A while ago I posted a translation of Joerg Asmussen’s Frankfurter Rundschau interview and my interpretation of his commentary. Here is the rest of the translation and some commentary.
There are to be bond purchases once more. What makes you think the new programme will be more successful than the first two programmes, which only reduced rates in the short term?
Because it will be better conceived than the old bond-buying programme, the SMP.
You’ll have to clear that up a bit more.
The ECB will only be active in parallel with the EFSF, or later the ESM. A state must make a request and carry out comprehensive economic reforms. In my personal view, it would be good to demand that a request for primary market intervention by the EFSF/ESM must be made before the ECB will be active. Such a request is but a necessary condition for the intervention of the ECB. The ECB council will decide with full independence if, when, and how bonds will be bought in the secondary market.
Bundesbank president Jens Weidmann provided the lone vote against the new programme. What does Jorg Asmussen see that Jens Weidmann doesn’t?
I didn’t attend the meeting because of a vacation.
Do you share the doubts of Bundesbank chief Weidmann?
Jens Weidmann and I, we talk with each other, not over each other. The cooperation is close and trusting, but also confidential, just like the Grand Coalition of the good old days. (NB reference to times the CDU/CSU and socialists have worked together)
The Bundesbank is concerned that the ECB’s mandate will therefore be overridden. Are they right?
We’re acting within our mandate, the priority of which is aimed at guaranteeing price stability for the euro area as a whole. Only a currency about which there are no doubts to its survival can be stable. That’s what we’re working for at the ECB.
This translation was provided by FT Alphaville. What it makes clear is that the ECB will start buying up peripheral debt. So, it’s not a question of whether they will or not. They will. The question is which countries they are targeting and which maturities.
My read here is that the ECB is looking to disaggregate the risk premia in order to eliminate the redenomination risk for countries for which that risk is unwarranted or illegitimate. That means the ECB will back countries that comply fully with a Troika-mandated rescue program by either capping yields or buying bonds in concert with the bailout facilities. We are talking only about Spain and Italy here. Greece is not a case for illegitimate redenomination risk if they are incapable of meeting the terms of their Troika rescue packages. That’s the inference Asmussen makes from his commentary. He is saying that even Greece will receive support if they pull it together. But the ball is in their court.
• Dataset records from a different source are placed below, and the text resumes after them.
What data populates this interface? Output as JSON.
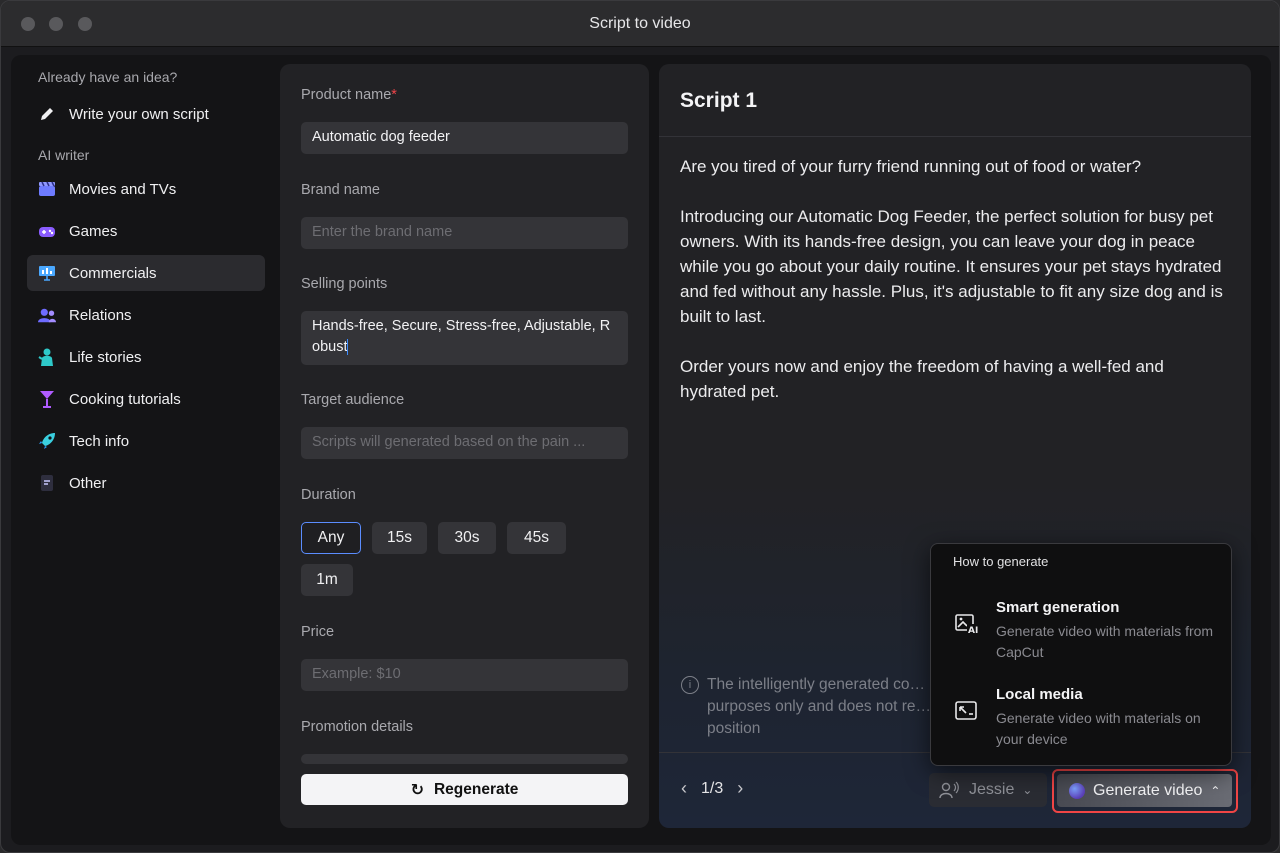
{
  "window": {
    "title": "Script to video"
  },
  "sidebar": {
    "heading_idea": "Already have an idea?",
    "write_own": "Write your own script",
    "heading_ai": "AI writer",
    "items": [
      {
        "label": "Movies and TVs",
        "icon": "clapperboard-icon",
        "color": "#6e7bff"
      },
      {
        "label": "Games",
        "icon": "gamepad-icon",
        "color": "#8a5cff"
      },
      {
        "label": "Commercials",
        "icon": "presentation-chart-icon",
        "color": "#4aa8ff"
      },
      {
        "label": "Relations",
        "icon": "people-icon",
        "color": "#6e6bff"
      },
      {
        "label": "Life stories",
        "icon": "person-icon",
        "color": "#2ec9c9"
      },
      {
        "label": "Cooking tutorials",
        "icon": "cocktail-glass-icon",
        "color": "#b05cff"
      },
      {
        "label": "Tech info",
        "icon": "rocket-icon",
        "color": "#3ad0e0"
      },
      {
        "label": "Other",
        "icon": "document-icon",
        "color": "#3a3a50"
      }
    ],
    "active": "Commercials"
  },
  "form": {
    "product_label": "Product name",
    "product_required": "*",
    "product_value": "Automatic dog feeder",
    "brand_label": "Brand name",
    "brand_placeholder": "Enter the brand name",
    "selling_label": "Selling points",
    "selling_value": "Hands-free, Secure, Stress-free, Adjustable, Robust",
    "audience_label": "Target audience",
    "audience_placeholder": "Scripts will generated based on the pain ...",
    "duration_label": "Duration",
    "durations": [
      "Any",
      "15s",
      "30s",
      "45s",
      "1m"
    ],
    "duration_selected": "Any",
    "price_label": "Price",
    "price_placeholder": "Example: $10",
    "promo_label": "Promotion details",
    "regenerate": "Regenerate"
  },
  "script": {
    "title": "Script 1",
    "paragraphs": [
      "Are you tired of your furry friend running out of food or water?",
      "Introducing our Automatic Dog Feeder, the perfect solution for busy pet owners. With its hands-free design, you can leave your dog in peace while you go about your daily routine. It ensures your pet stays hydrated and fed without any hassle. Plus, it's adjustable to fit any size dog and is built to last.",
      "Order yours now and enjoy the freedom of having a well-fed and hydrated pet."
    ],
    "disclaimer": "The intelligently generated co… purposes only and does not re… position",
    "pager": "1/3",
    "voice": "Jessie",
    "generate": "Generate video"
  },
  "popup": {
    "heading": "How to generate",
    "options": [
      {
        "title": "Smart generation",
        "desc": "Generate video with materials from CapCut",
        "icon": "ai-image-icon"
      },
      {
        "title": "Local media",
        "desc": "Generate video with materials on your device",
        "icon": "local-media-icon"
      }
    ]
  }
}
Now, obviously the ECB does not want to go all in yet. So I believe they will attempt to pull this off by at first by only buying bonds of countries that apply for Troika bailouts in concert with the European bailout funds up to three years maturity. As Draghi said before and Asmussen says in the translation above, the EMF/EFSF will buy on the primary market and the ECB will buy in the secondary market. There is no talk here about ESM banking licenses. Importantly, I don’t believe the ECB will look to cap yields or buy long-dated paper. Just like the Fed, the ECB will take increasingly drastic action only in measured steps.
Eventually, this may not be enough. But the ECB is hoping that it is in concert with Spain and Italy’s successfully hitting Troika targets, this will be enough. Ireland is the model case here because their yields have come way down to almost sustainable levels in the two and three-year area because of their successfully hitting targets. Lorcan Roche Kelly pointed out on Twitter that “since June 1 the yield on Irish 2 year debt has moved from 7.405% to 2.58%.”
If these efforts are insufficient, that’s when unlimited purchases or yield caps would come into play. The ECB are looking to disaggregate the risk premia. The only way to eliminate these risk premia without eliminating the others (inflation, default, foreign exchange, etc) is to target spreads and not absolute yields. Remember, the ECB’s rationale for interfering is “incomplete” monetary policy transmission due to redenomination risk.
Watch what the ECB says next month. This will be their rationale for interceding.
As for bond vigilantes, look at what has happened to yields with just the rumour of ECB going all-in. They have collapsed. What happens when the ECB actually does go all-in? If they target spreads, the yields will move to those spreads. Being a so-called bond vigilante and trying to buck this trend is a recipe for losing a lot of money. But the ECB is not going to target yields. They will just offer to buy unlimited amounts at specific maturities. The key though is the word unlimited. If this “unlimited” threat is real, bond vigilantes will have to give up and lick their wounds as the ECB buys two and three year paper and holds these bonds to maturity. This is what’s about to happen.